Critical Vulnerabilities in PickleScan Expose AI Models to Arbitrary Code Execution
Recent discoveries have unveiled multiple critical zero-day vulnerabilities in PickleScan, an open-source tool widely utilized for scanning machine learning models to detect malicious code. Prominent platforms, including Hugging Face, rely on PickleScan to scrutinize PyTorch models saved in Python’s pickle format.
The pickle module in Python offers flexibility but poses significant security risks, as loading a pickle file can execute arbitrary Python code. This capability allows model files to clandestinely incorporate commands that could steal data, install backdoors, or compromise entire systems.
Exploitation of Malicious PyTorch Models
Security researchers at JFrog have identified that attackers can exploit these vulnerabilities to circumvent PickleScan’s security measures, enabling the execution of malicious code when the model is loaded in PyTorch.
The first vulnerability, designated as CVE-2025-10155, allows attackers to evade detection by altering the file extension. By renaming a malicious pickle file to extensions commonly associated with PyTorch, such as .bin or .pt, PickleScan may fail to analyze the content, while PyTorch continues to load and execute the file.

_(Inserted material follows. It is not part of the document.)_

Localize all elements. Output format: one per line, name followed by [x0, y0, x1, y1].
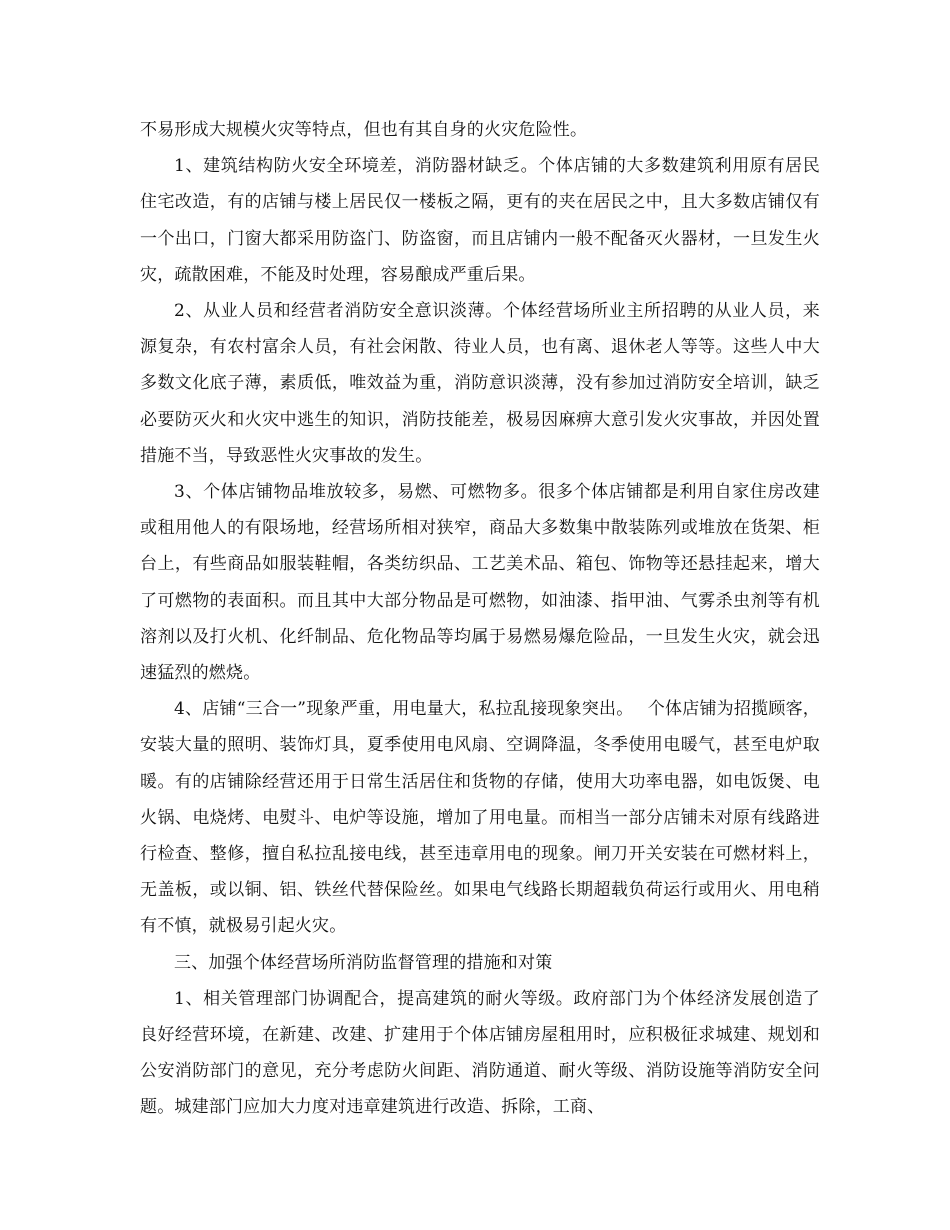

The second vulnerability, CVE-2025-10156, involves manipulating ZIP archive handling by corrupting the CRC (Cyclic Redundancy Check) values within a ZIP file. This manipulation can cause PickleScan to crash or fail, yet PyTorch may still load the model from the compromised archive, creating a blind spot where malware can reside undetected.
The third vulnerability, CVE-2025-10157, targets PickleScan’s blocklist of unsafe modules by utilizing subclasses or internal imports of hazardous modules like asyncio. This technique allows attackers to bypass the Dangerous classification, being marked only as Suspicious, despite the potential for arbitrary command execution.
Given that numerous platforms and organizations depend on PickleScan as a primary defense mechanism, these vulnerabilities present a significant supply chain risk for AI models.
Mitigation and Recommendations
JFrog’s team reported these vulnerabilities to the PickleScan maintainer on June 29, 2025. The issues were addressed in version 0.0.31, released on September 2, 2025. Users are strongly advised to upgrade to this latest version immediately.
To enhance security, it is recommended to avoid using unsafe pickle-based models when possible. Implementing layered defenses, such as sandboxes, adopting safer formats like Safetensors, and utilizing secure model repositories, can further mitigate risks associated with these vulnerabilities.